Second, is the assessment stage where the candidate has to perform on-the-job tasks such as a candidate applying for finance related role could be given a spreadsheet and asked to make suggestions to their assumed manager.
Based on these inputs, Shortlist creates a holistic profile of the candidate which is not just limited to a resume or a bio. The company claims to have a turnaround time of four days to give clients their first shortlist of four to five candidates.
The company has a team of about 30 in-house recruiters that help in ensuring that professionals are matched with the right opportunities by accurately understanding the needs of both sides This recruiter is also responsible for sourcing potential candidates from various job boards and platforms such as Naukri and Linkedin, in addition to Shortlist’s own database of 500K candidates.
Bandaru claims Shortlist’s method helps employers make their recruitment process more data-driven along and save up to 4x the cost compared to the traditional process. “If a company had to earlier interview 20 to 25 people before making a hire, with Shortlist that number is reduced to hardly three or four interviews.”
The company claimed to have a 50% repeat rate among employers.

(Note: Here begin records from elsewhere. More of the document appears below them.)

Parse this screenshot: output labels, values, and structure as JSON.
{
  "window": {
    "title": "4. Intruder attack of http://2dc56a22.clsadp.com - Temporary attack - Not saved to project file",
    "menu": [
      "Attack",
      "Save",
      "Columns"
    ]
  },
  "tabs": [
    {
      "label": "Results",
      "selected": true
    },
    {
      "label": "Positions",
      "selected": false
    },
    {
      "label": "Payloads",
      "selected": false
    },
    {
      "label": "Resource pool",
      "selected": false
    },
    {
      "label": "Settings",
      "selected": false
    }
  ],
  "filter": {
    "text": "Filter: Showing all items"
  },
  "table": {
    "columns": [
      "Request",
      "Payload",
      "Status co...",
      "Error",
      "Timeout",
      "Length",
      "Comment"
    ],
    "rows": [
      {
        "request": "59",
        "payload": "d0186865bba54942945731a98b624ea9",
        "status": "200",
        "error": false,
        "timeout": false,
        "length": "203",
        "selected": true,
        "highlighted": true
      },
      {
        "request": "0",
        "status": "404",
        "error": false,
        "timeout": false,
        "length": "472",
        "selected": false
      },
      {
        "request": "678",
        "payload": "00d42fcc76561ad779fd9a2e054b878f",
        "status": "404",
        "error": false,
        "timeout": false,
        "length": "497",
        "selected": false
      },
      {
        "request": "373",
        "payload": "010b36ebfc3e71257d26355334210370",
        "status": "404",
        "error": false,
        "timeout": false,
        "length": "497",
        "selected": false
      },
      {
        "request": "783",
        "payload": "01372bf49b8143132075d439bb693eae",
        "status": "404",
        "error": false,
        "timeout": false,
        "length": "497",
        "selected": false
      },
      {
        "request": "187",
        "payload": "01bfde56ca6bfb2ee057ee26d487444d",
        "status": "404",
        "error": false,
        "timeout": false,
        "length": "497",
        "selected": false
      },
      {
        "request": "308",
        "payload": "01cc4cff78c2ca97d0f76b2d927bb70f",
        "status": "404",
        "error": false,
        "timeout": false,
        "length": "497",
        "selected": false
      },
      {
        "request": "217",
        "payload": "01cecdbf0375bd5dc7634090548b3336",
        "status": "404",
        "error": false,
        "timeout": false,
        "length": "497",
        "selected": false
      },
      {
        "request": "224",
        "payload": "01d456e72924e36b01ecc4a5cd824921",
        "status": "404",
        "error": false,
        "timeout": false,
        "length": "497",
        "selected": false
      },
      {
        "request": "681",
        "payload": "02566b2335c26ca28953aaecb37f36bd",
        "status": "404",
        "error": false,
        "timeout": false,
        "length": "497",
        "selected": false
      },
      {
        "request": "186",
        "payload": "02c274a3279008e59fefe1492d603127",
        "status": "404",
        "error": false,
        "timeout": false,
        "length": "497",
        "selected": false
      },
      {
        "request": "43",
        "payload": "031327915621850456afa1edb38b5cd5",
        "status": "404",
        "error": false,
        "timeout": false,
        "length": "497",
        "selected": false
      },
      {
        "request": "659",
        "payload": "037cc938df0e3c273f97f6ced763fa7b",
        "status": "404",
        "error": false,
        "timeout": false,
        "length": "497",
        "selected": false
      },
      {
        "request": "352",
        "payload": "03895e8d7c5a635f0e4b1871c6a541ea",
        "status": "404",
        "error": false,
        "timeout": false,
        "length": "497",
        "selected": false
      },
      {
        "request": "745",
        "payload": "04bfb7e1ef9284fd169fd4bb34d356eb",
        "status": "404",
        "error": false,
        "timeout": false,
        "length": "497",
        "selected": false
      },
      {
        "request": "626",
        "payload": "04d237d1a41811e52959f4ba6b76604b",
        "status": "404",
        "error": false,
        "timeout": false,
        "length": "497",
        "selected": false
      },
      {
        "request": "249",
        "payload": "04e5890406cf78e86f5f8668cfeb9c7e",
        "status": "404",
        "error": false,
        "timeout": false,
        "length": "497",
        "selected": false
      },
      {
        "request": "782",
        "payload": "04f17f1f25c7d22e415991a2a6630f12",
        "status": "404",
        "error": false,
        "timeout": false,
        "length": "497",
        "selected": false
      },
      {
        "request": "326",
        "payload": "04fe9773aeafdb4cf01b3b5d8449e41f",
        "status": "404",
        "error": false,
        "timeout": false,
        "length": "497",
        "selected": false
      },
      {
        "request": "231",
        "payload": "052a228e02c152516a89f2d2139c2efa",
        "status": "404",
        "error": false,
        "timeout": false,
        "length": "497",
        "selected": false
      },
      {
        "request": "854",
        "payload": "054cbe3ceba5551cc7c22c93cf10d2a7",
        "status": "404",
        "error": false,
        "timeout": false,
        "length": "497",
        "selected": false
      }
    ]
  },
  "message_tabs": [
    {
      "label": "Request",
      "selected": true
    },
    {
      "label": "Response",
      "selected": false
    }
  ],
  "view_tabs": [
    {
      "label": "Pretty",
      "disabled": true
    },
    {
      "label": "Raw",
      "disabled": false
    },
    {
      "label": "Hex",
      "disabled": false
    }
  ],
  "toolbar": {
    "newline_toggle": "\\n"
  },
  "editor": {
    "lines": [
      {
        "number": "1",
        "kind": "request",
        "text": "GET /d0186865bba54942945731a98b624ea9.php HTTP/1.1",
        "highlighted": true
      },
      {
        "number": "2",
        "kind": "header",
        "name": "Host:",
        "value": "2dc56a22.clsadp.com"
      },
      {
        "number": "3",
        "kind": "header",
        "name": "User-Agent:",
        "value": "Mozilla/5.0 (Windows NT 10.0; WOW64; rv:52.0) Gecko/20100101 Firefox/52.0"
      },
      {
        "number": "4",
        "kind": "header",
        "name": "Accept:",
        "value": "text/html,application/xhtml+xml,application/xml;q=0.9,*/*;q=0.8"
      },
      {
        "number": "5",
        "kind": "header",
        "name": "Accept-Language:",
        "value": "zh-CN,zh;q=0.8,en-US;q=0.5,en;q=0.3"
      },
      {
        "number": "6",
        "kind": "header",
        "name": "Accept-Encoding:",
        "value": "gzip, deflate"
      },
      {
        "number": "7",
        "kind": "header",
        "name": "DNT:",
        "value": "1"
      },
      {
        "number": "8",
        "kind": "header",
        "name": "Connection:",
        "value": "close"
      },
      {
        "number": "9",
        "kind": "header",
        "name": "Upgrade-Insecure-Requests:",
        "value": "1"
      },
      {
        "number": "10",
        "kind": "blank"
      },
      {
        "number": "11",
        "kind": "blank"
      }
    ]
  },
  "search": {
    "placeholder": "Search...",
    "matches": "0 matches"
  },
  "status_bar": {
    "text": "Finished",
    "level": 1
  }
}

Creating Value For The Remaining 99 Candidates
In 2020, the company will focus on creating value for the remaining 99 candidates who spend their time on Shortlist but do not get hired. From providing these candidates with regular feedback, to setting up a job-seeking related blog, the company claims to be empathetic about candidate needs.
“In the future, if we can provide training resources to the candidate it could prove to be highly beneficial for the candidates.”
In addition to this, the company is now working on automating more of its processes. According to Bandaru, over a period of time the company has learned, mastered and created a database which could help them in automating most of the processes for sweet spot roles.
“For example, if an HR role is being put up again and again for some location in Mumbai. And, all the skills and requirements are similar to the previous posts, the company wants to automate the process and give similar quality outcome at a faster pace.” he added.
The assessment services market in HRtech is projected to cross $750 Mn by 2021 in India, according to the Research and Markets 2018 report. Some of the platforms operating in the space include Scriptifi, Talview, Talent Litmus, Darwinbox, Salaryfits, DoSelect and more. HRtech startups raised $504.8 Mn funding in 2018, which is a 207% hike from $164.2 Mn figure in 2014, according to DataLabs by Inc42.
The foremost technology-led disruption in the recruitment space was led by job boards such as Monster and Naukri. These platforms connect employers with potential candidates through keyword-based algorithm, but that’s becoming redundant because of resume spamming and keyword stuffing, which in turn increases the hiring time, process and effort for recruiters.
Identifying this serious gap in the Indian market, new-age startups are finding ways to speed up the recruitment process but not just for businesses, as its artificial intelligence, smart algorithms can also help job seekers beat the job supply crunch in the market.